Thanks for stopping by, Denise. I’m sending you an email.
I definitely want to see this one. You can’t go wrong with Dame Judi Dench in the lead! I’m glad there’s good publicity and positive reviews….perhaps awards.
Adoption is still a topic that isn’t all used up for books and films. P.
I really enjoyed reading this post, Linda. I intend to see the movie too. It’s great that the media is shining a light on adoption, especially adoptions from the Baby Scoop Era. The open adoption trend that’s popular today seems much healthier for all parties.
I just got back from seeing this! Better win a few Oscars!!!! Wow!!!
Dear Linda, I read your posting and the first comment with great interest as I could feel in your writing your grief and a little of your anger and resolve and acceptance of life as its been. Sometimes I think that we are never done with grieving. I still grieve the death of a dear friend who was, if anyone has ever been, a soulmate to me. She died in 1998 and sometimes the grief over her passing is almost tangible. And you have so much to grieve–a whole lifetime of what might have been. And yet out of that grief has come a book that can help so many, many people. I hope it is reaching them. Peace.
I want to see it too, Linda. I can only imagine the grief you must feel at times. I’ve learned a lot about grief this year that I never knew before. I think it is possible it never goes away but we learn how to live around it. I can say that a friend of mine gave up a daughter for adoption when she found herself to be pregnant as a single mother. She truly was convinced by those who meant well, that it was the best choice for the baby.

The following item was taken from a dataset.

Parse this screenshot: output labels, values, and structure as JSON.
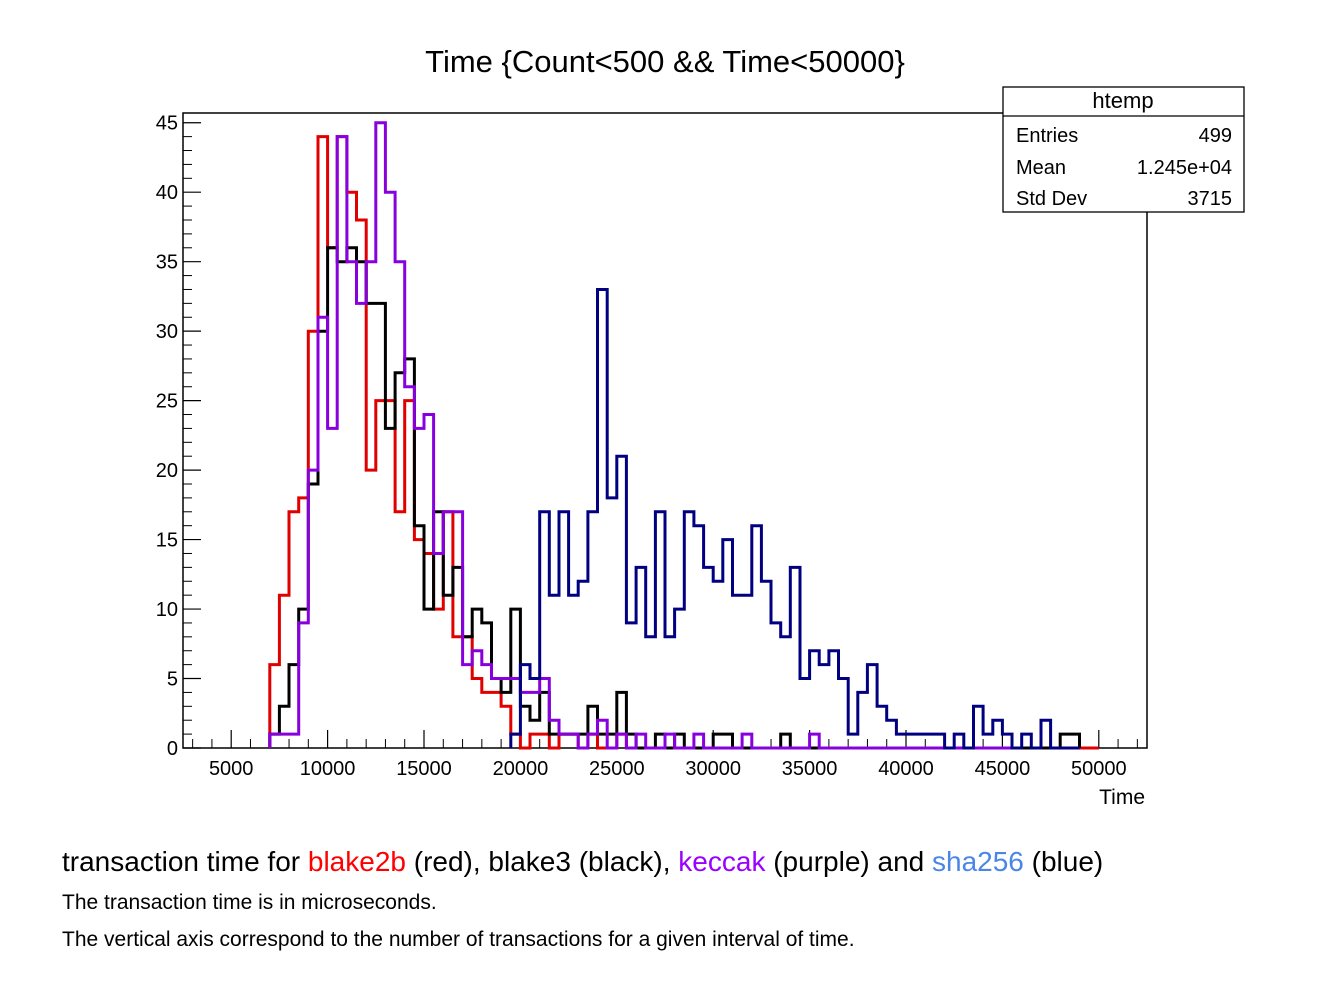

She had recently reconnected with her birth daughter when I first met her, but her daughter is not forgiving, and having had her curiosity satisfied shows little to no interest in having a relation with her birth mother. This has been breaking my friend’s heart. She feels like she is losing the baby all over again.

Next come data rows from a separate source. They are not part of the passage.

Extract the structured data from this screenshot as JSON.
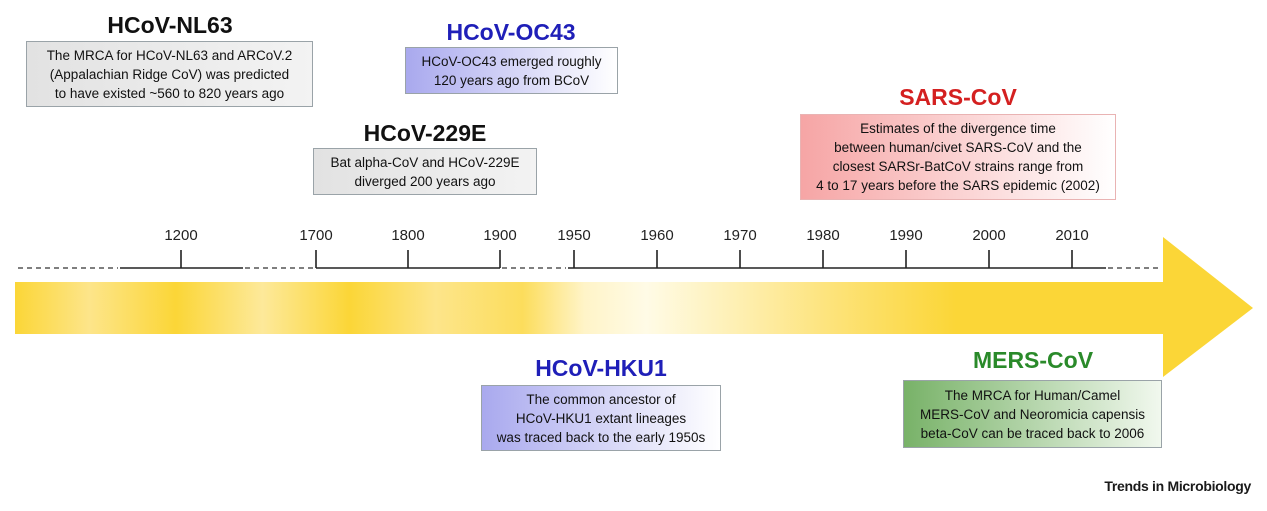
{
  "colors": {
    "black_title": "#111111",
    "blue_title": "#1f1fb8",
    "red_title": "#d42020",
    "green_title": "#2a8a2a",
    "arrow_yellow": "#fbd637"
  },
  "events": [
    {
      "key": "nl63",
      "title": "HCoV-NL63",
      "title_color": "#111111",
      "text": "The MRCA for HCoV-NL63 and ARCoV.2\n(Appalachian Ridge CoV) was predicted\nto have existed ~560 to 820 years ago"
    },
    {
      "key": "oc43",
      "title": "HCoV-OC43",
      "title_color": "#1f1fb8",
      "text": "HCoV-OC43 emerged roughly\n120 years ago from BCoV"
    },
    {
      "key": "e229",
      "title": "HCoV-229E",
      "title_color": "#111111",
      "text": "Bat alpha-CoV and HCoV-229E\ndiverged 200 years ago"
    },
    {
      "key": "sars",
      "title": "SARS-CoV",
      "title_color": "#d42020",
      "text": "Estimates of the divergence time\nbetween human/civet SARS-CoV and the\nclosest SARSr-BatCoV strains range from\n4 to 17 years before the SARS epidemic (2002)"
    },
    {
      "key": "hku1",
      "title": "HCoV-HKU1",
      "title_color": "#1f1fb8",
      "text": "The common ancestor of\nHCoV-HKU1 extant lineages\nwas traced back to the early 1950s"
    },
    {
      "key": "mers",
      "title": "MERS-CoV",
      "title_color": "#2a8a2a",
      "text": "The MRCA for Human/Camel\nMERS-CoV and Neoromicia capensis\nbeta-CoV can be traced back to 2006"
    }
  ],
  "timeline": {
    "ticks": [
      "1200",
      "1700",
      "1800",
      "1900",
      "1950",
      "1960",
      "1970",
      "1980",
      "1990",
      "2000",
      "2010"
    ]
  },
  "footer": {
    "brand": "Trends in Microbiology"
  }
}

Through her I met a few other women who were victims of the baby scoop era. They have very bitter feelings towards those who coerced/forced them to give up their children. I, too, am glad this movie is bringing the topic to the forefront once again.
I saw the movie last week and really enjoyed it, though the grief of the mother was almost unbearable. We see only a little about the grief of the child, but I thought of you immediately when I was watching. I imagine that it may have been difficult to view, and I would be interested in your description of watching it.

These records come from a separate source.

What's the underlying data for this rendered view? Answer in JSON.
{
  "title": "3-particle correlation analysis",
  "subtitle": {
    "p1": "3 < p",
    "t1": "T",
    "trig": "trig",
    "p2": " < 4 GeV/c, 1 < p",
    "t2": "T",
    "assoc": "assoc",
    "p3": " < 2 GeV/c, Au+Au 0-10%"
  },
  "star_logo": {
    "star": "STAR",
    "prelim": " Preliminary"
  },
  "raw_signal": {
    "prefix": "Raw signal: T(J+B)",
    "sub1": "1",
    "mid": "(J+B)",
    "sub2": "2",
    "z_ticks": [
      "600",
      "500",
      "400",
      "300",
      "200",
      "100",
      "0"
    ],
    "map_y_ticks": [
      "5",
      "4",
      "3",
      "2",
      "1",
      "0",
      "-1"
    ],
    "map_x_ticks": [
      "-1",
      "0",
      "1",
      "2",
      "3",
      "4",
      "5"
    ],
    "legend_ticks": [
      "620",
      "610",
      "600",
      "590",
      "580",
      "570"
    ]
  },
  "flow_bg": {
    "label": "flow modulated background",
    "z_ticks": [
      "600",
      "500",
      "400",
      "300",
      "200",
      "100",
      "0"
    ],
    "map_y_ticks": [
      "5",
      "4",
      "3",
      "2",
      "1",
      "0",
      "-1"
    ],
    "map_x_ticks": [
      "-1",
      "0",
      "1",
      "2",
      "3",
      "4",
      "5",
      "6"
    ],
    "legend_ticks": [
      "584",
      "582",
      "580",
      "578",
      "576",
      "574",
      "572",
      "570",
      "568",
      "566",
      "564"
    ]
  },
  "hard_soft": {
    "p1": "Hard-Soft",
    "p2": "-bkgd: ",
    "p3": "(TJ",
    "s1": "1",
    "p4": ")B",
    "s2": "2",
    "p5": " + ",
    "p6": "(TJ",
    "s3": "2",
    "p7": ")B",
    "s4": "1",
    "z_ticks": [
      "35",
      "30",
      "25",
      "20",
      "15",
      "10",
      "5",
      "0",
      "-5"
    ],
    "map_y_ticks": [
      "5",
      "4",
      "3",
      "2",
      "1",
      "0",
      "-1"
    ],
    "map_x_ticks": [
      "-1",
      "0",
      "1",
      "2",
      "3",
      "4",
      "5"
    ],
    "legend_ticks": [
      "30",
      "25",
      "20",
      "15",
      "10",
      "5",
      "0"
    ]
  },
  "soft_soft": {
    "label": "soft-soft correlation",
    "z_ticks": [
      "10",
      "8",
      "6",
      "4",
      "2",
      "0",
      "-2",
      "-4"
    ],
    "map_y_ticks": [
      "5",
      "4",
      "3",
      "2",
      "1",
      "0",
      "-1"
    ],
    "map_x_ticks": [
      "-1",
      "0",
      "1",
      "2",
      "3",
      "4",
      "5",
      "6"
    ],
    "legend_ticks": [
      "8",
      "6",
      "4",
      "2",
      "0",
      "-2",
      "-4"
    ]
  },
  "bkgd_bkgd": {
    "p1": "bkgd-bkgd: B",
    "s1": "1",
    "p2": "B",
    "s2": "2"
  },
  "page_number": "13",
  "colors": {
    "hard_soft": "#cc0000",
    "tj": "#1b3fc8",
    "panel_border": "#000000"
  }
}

Feeling with you in the many transitions in your life right now.
I can understand you feeling ‘left out’ with other adoptees due to your circumstances. My sister’s biological mother was just very selfish, and she has no regrets about giving my sister up for adoption. She even told my sister that she found out the was pregnant after it was too late to have an abortion. Who says that to their child??
My story is a bit different too. My mother had a relationship with my father, who then got married- his wife knew about my mother, and they carried on with the relationship. He got both his wife and my mother pregnant at the same time, pretty much. My half sister is 3 months older than me. He forced my mother to give me up for adoption, as did my mother’s mother, who didn’t want an illegitimate baby in the family. She was very abusive towards my mother. My mother’s cousins offered to adopt me, but my father wouldn’t allow it, so I was adopted out.
Absolutely, there are biological mothers who do not give a damn about their kids, and in my mind, are child abusers for just giving up their kids because they can’t be bothered. And the worst thing is that society says things like ‘She loved you enough to give you away’. My sister always believed this, until she met her mother and was sorely disappointed.
And in my mothers case, she had no choice but to give me away.
The Baby Scoop Era was vile. I believe it’s an atrocity against women and children. And society enabled it by demonising single, pregnant women, and entitled adoptive parents who believed they were better than these women. The whole thing is sick. Biological mothers were treated like dirt, and adoptive parents are practically sainted.